S’agissant de la décision refusant de procéder à la régularisation de sa situation administrative :
— elle méconnaît les dispositions des articles 40 et 41 de la loi du 9 janvier 1986 portant dispositions statutaires relatives à la fonction publique hospitalière, dès lors que l’administration, qui n’a pris aucune décision à son égard à la suite de sa demande de réintégration, l’a placé dans une situation administrative dénuée de fondement.

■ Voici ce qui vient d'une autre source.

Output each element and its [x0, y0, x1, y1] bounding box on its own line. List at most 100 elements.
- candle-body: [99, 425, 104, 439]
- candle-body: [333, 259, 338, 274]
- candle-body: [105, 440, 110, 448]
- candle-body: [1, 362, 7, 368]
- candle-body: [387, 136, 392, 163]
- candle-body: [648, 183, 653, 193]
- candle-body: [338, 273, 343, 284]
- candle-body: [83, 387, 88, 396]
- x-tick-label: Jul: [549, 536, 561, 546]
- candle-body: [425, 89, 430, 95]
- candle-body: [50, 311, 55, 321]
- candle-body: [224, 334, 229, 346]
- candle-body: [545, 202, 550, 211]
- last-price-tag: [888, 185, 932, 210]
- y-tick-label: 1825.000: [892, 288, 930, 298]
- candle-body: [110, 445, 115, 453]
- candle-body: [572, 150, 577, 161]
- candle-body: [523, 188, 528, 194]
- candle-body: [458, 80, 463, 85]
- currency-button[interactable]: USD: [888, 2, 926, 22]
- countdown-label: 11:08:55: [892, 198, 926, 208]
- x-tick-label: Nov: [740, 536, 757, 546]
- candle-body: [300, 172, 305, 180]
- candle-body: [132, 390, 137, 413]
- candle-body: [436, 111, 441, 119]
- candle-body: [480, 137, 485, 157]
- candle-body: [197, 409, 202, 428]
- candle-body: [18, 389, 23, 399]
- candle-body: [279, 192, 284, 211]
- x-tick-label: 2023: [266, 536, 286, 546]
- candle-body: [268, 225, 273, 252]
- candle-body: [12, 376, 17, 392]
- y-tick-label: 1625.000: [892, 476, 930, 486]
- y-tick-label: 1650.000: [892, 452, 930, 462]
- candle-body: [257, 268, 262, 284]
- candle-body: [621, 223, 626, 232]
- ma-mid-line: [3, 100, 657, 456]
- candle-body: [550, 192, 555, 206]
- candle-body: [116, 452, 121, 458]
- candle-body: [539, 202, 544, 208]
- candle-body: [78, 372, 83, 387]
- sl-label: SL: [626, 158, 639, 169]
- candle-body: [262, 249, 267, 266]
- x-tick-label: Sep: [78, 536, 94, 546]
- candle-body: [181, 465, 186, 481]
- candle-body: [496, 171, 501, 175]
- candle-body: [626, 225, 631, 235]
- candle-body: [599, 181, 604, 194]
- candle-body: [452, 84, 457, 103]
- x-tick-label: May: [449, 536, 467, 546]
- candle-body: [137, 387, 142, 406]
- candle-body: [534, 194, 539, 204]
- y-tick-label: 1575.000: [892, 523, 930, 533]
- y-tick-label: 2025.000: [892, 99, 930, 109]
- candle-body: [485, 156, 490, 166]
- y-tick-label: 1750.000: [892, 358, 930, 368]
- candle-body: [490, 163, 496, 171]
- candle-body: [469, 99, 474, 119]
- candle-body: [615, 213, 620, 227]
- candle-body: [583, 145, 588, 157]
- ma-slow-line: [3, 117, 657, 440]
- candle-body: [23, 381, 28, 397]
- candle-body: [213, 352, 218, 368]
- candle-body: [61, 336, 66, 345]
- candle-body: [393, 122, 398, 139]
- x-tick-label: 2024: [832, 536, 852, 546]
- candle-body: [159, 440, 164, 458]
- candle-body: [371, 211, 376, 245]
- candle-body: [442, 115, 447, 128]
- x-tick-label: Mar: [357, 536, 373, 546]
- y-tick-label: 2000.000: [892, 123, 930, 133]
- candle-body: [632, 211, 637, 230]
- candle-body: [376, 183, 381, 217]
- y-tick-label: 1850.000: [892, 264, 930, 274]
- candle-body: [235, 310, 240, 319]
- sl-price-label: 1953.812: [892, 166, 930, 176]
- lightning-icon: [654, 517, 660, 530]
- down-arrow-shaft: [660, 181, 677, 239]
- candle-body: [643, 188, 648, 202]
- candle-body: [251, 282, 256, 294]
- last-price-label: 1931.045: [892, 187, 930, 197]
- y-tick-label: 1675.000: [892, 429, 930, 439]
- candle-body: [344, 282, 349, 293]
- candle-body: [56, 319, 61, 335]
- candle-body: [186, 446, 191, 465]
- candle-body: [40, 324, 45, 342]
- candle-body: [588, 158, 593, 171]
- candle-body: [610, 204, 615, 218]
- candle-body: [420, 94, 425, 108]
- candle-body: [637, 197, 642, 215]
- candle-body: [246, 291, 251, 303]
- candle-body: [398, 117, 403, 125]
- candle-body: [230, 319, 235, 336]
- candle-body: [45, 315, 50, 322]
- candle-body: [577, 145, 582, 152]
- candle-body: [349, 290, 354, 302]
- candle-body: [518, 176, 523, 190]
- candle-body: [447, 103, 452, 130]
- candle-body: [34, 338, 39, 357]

S’agissant de la décision refusant de faire droit à sa demande de versement de l’aide au retour à l’emploi :
— elle est entachée d’erreur de droit et d’erreur manifeste d’appréciation, dès lors qu’il doit être regardé comme étant privé d’emploi et à la recherche d’un emploi depuis le 1er décembre 2019.
S’agissant de ses conclusions indemnitaires :
— il est fondé à demander la réparation de ses préjudices sur le fondement de l’illégalité fautive des décisions susmentionnées ;
— il en sera fait une juste appréciation en condamnant le CHI André Grégoire à lui verser une somme 8 500 euros au titre de son préjudice financier, une somme de 1 500 euros au titre des troubles dans les conditions d’existence et de 1 500 euros au titre de son préjudice moral.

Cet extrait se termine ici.